This woman was selling children's clothing through Amazon. She sells to California residents less than 20 times per year. California passed a law in 2019 that allows them to demand sales tax RETROACTIVELY from all businesses who sold goods in the state. According to the state of California, because Amazon had a warehouse inside of the state, she should have collected sales tax from those sales, and did not.
The state of California has seized all of this woman's bank account because the 50 or so sales that she made to residents of that state paid no sales tax. This woman almost certainly sold less than $5,000 in merchandise to California residents, so California has decided to take $10,000 of this woman's money.

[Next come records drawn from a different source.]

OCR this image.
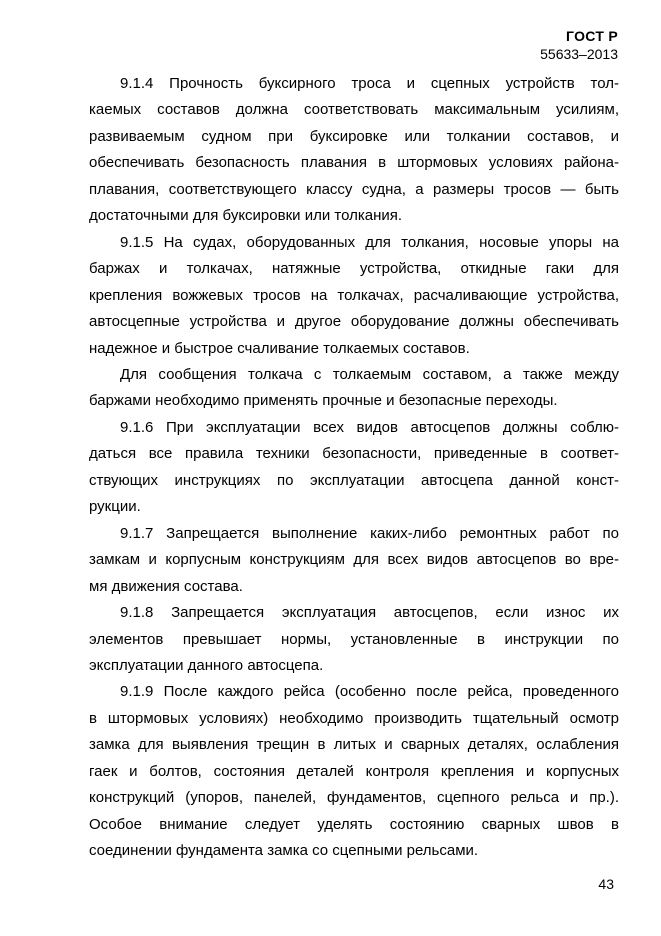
ГОСТ Р
55633–2013
9.1.4 Прочность буксирного троса и сцепных устройств тол-
каемых составов должна соответствовать максимальным усилиям,
развиваемым судном при буксировке или толкании составов, и
обеспечивать безопасность плавания в штормовых условиях района-
плавания, соответствующего классу судна, а размеры тросов — быть
достаточными для буксировки или толкания.
9.1.5 На судах, оборудованных для толкания, носовые упоры на
баржах и толкачах, натяжные устройства, откидные гаки для
крепления вожжевых тросов на толкачах, расчаливающие устройства,
автосцепные устройства и другое оборудование должны обеспечивать
надежное и быстрое счаливание толкаемых составов.
Для сообщения толкача с толкаемым составом, а также между
баржами необходимо применять прочные и безопасные переходы.
9.1.6 При эксплуатации всех видов автосцепов должны соблю-
даться все правила техники безопасности, приведенные в соответ-
ствующих инструкциях по эксплуатации автосцепа данной конст-
рукции.
9.1.7 Запрещается выполнение каких-либо ремонтных работ по
замкам и корпусным конструкциям для всех видов автосцепов во вре-
мя движения состава.
9.1.8 Запрещается эксплуатация автосцепов, если износ их
элементов превышает нормы, установленные в инструкции по
эксплуатации данного автосцепа.
9.1.9 После каждого рейса (особенно после рейса, проведенного
в штормовых условиях) необходимо производить тщательный осмотр
замка для выявления трещин в литых и сварных деталях, ослабления
гаек и болтов, состояния деталей контроля крепления и корпусных
конструкций (упоров, панелей, фундаментов, сцепного рельса и пр.).
Особое внимание следует уделять состоянию сварных швов в
соединении фундамента замка со сцепными рельсами.
43
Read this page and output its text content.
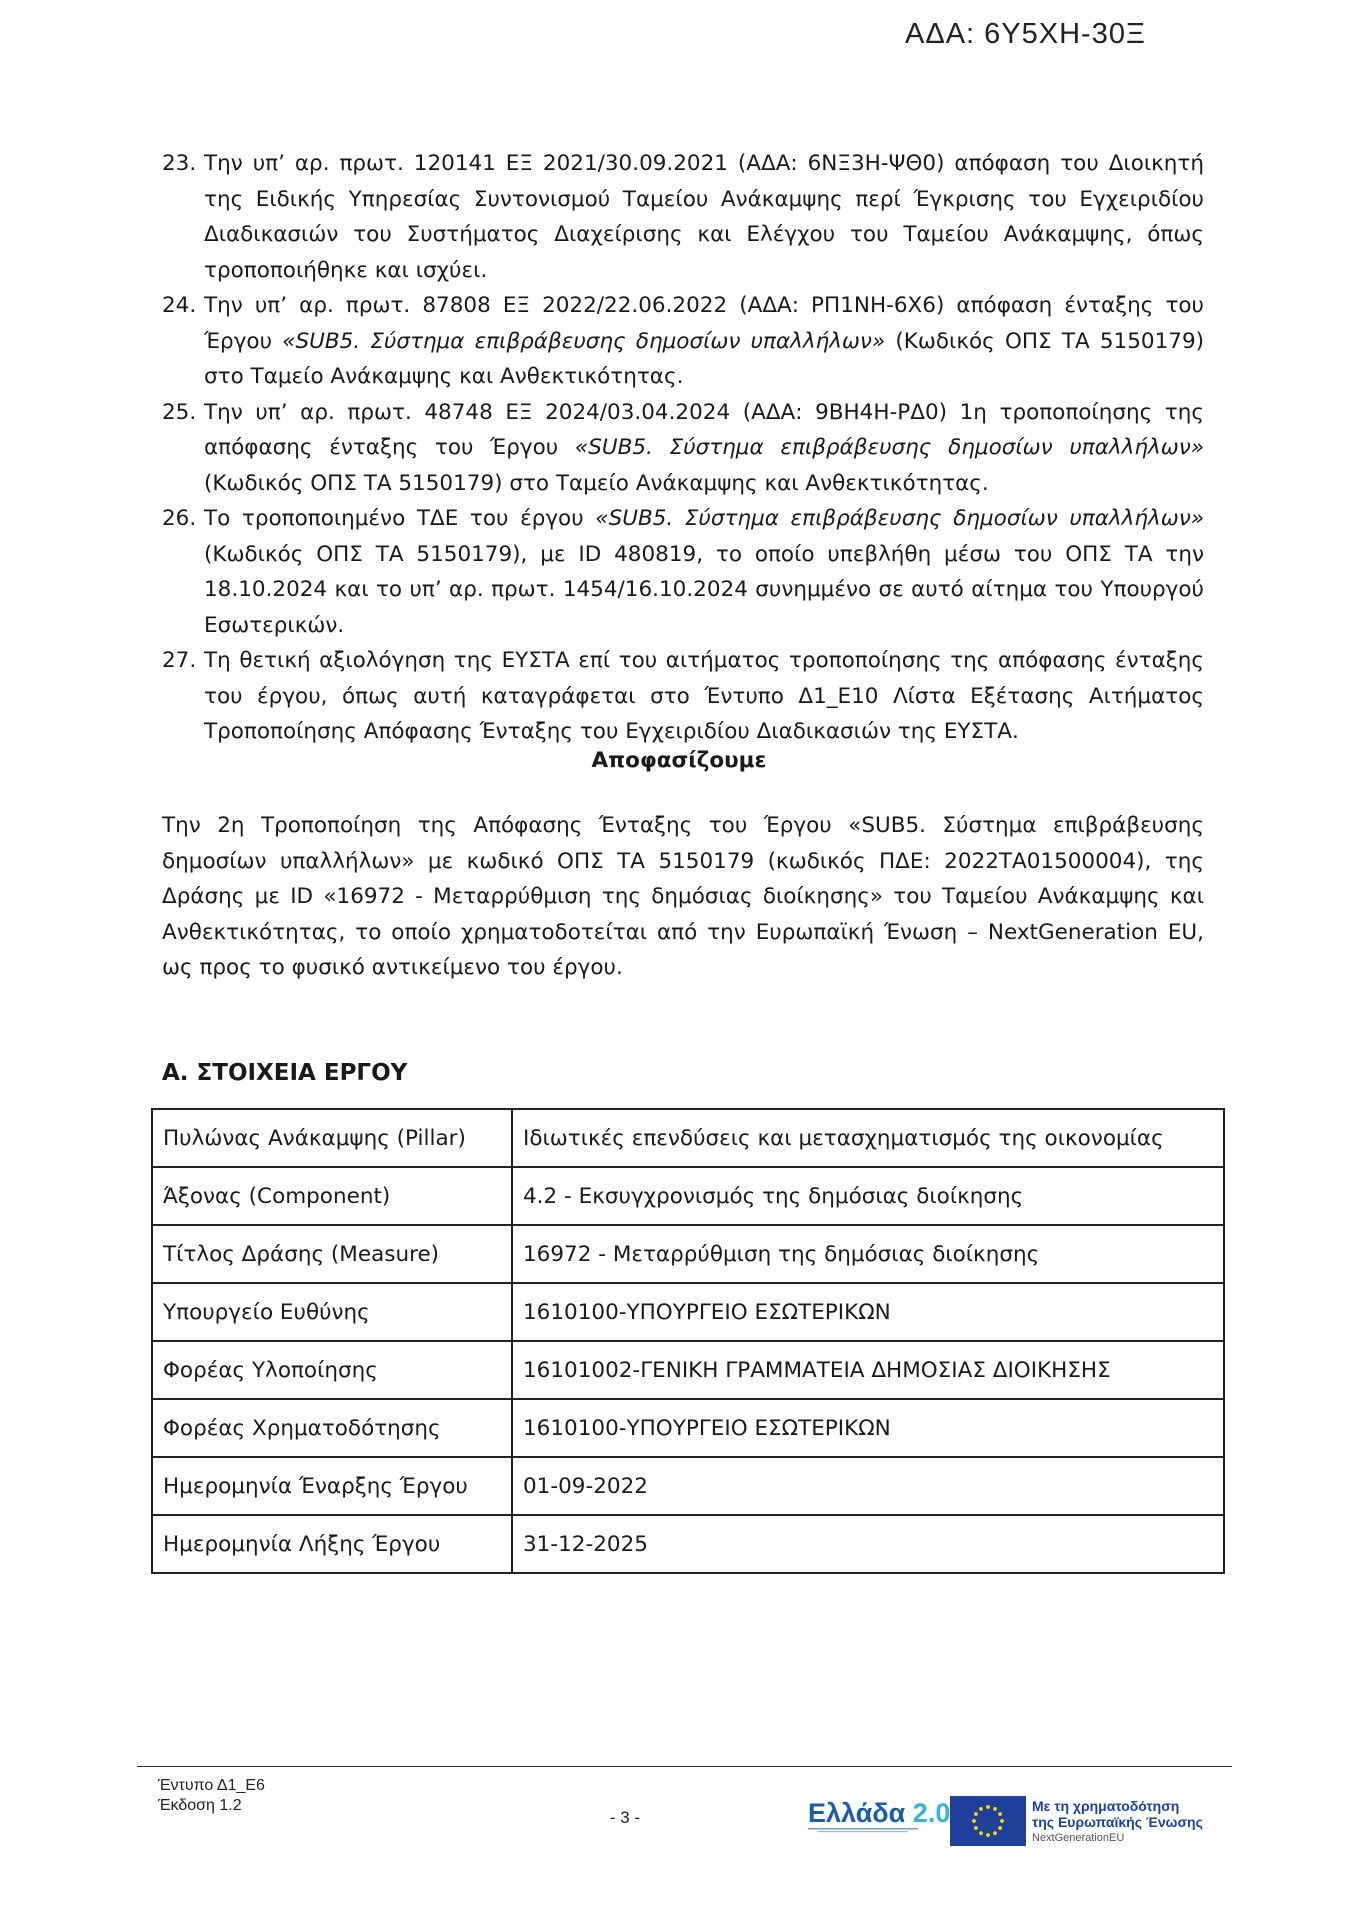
ΑΔΑ: 6Υ5ΧΗ-30Ξ
23. Την υπ’ αρ. πρωτ. 120141 ΕΞ 2021/30.09.2021 (ΑΔΑ: 6ΝΞ3Η-ΨΘ0) απόφαση του Διοικητή της Ειδικής Υπηρεσίας Συντονισμού Ταμείου Ανάκαμψης περί Έγκρισης του Εγχειριδίου Διαδικασιών του Συστήματος Διαχείρισης και Ελέγχου του Ταμείου Ανάκαμψης, όπως τροποποιήθηκε και ισχύει.
24. Την υπ’ αρ. πρωτ. 87808 ΕΞ 2022/22.06.2022 (ΑΔΑ: ΡΠ1ΝΗ-6Χ6) απόφαση ένταξης του Έργου «SUB5. Σύστημα επιβράβευσης δημοσίων υπαλλήλων» (Κωδικός ΟΠΣ ΤΑ 5150179) στο Ταμείο Ανάκαμψης και Ανθεκτικότητας.
25. Την υπ’ αρ. πρωτ. 48748 ΕΞ 2024/03.04.2024 (ΑΔΑ: 9ΒΗ4Η-ΡΔ0) 1η τροποποίησης της απόφασης ένταξης του Έργου «SUB5. Σύστημα επιβράβευσης δημοσίων υπαλλήλων» (Κωδικός ΟΠΣ ΤΑ 5150179) στο Ταμείο Ανάκαμψης και Ανθεκτικότητας.
26. Το τροποποιημένο ΤΔΕ του έργου «SUB5. Σύστημα επιβράβευσης δημοσίων υπαλλήλων» (Κωδικός ΟΠΣ ΤΑ 5150179), με ID 480819, το οποίο υπεβλήθη μέσω του ΟΠΣ ΤΑ την 18.10.2024 και το υπ’ αρ. πρωτ. 1454/16.10.2024 συνημμένο σε αυτό αίτημα του Υπουργού Εσωτερικών.
27. Τη θετική αξιολόγηση της ΕΥΣΤΑ επί του αιτήματος τροποποίησης της απόφασης ένταξης του έργου, όπως αυτή καταγράφεται στο Έντυπο Δ1_Ε10 Λίστα Εξέτασης Αιτήματος Τροποποίησης Απόφασης Ένταξης του Εγχειριδίου Διαδικασιών της ΕΥΣΤΑ.
Αποφασίζουμε
Την 2η Τροποποίηση της Απόφασης Ένταξης του Έργου «SUB5. Σύστημα επιβράβευσης δημοσίων υπαλλήλων» με κωδικό ΟΠΣ ΤΑ 5150179 (κωδικός ΠΔΕ: 2022ΤΑ01500004), της Δράσης με ID «16972 - Μεταρρύθμιση της δημόσιας διοίκησης» του Ταμείου Ανάκαμψης και Ανθεκτικότητας, το οποίο χρηματοδοτείται από την Ευρωπαϊκή Ένωση – NextGeneration EU, ως προς το φυσικό αντικείμενο του έργου.
Α. ΣΤΟΙΧΕΙΑ ΕΡΓΟΥ
Πυλώνας Ανάκαμψης (Pillar)	Ιδιωτικές επενδύσεις και μετασχηματισμός της οικονομίας
Άξονας (Component)	4.2 - Εκσυγχρονισμός της δημόσιας διοίκησης
Τίτλος Δράσης (Measure)	16972 - Μεταρρύθμιση της δημόσιας διοίκησης
Υπουργείο Ευθύνης	1610100-ΥΠΟΥΡΓΕΙΟ ΕΣΩΤΕΡΙΚΩΝ
Φορέας Υλοποίησης	16101002-ΓΕΝΙΚΗ ΓΡΑΜΜΑΤΕΙΑ ΔΗΜΟΣΙΑΣ ΔΙΟΙΚΗΣΗΣ
Φορέας Χρηματοδότησης	1610100-ΥΠΟΥΡΓΕΙΟ ΕΣΩΤΕΡΙΚΩΝ
Ημερομηνία Έναρξης Έργου	01-09-2022
Ημερομηνία Λήξης Έργου	31-12-2025
Έντυπο Δ1_Ε6
Έκδοση 1.2
- 3 -	Ελλάδα 2.0	Με τη χρηματοδότηση
της Ευρωπαϊκής Ένωσης
NextGenerationEU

That is the primary reason why my business is conducted through corporations. It costs $140 a year to maintain a corporation in my state. As soon as I got a demand for ten grand from California for a small retail business with less than $5K in annual sales, I would have had that corporation file Chapter 7 and walked away. However, this poor woman appeared to be doing business as a sole proprietor, and now is going to be out $10,000 because California has run out of its own citizens' money and is extorting it from citizens in other states.
How did they get their grubby fingers into her bank account? I can see the feds doing that, but a state?
ReplyDeleteThis is why you separate out your money. You have a transactional account, then one that only you know about.
I'd be lawyering up big time, and refusing to sell in CA.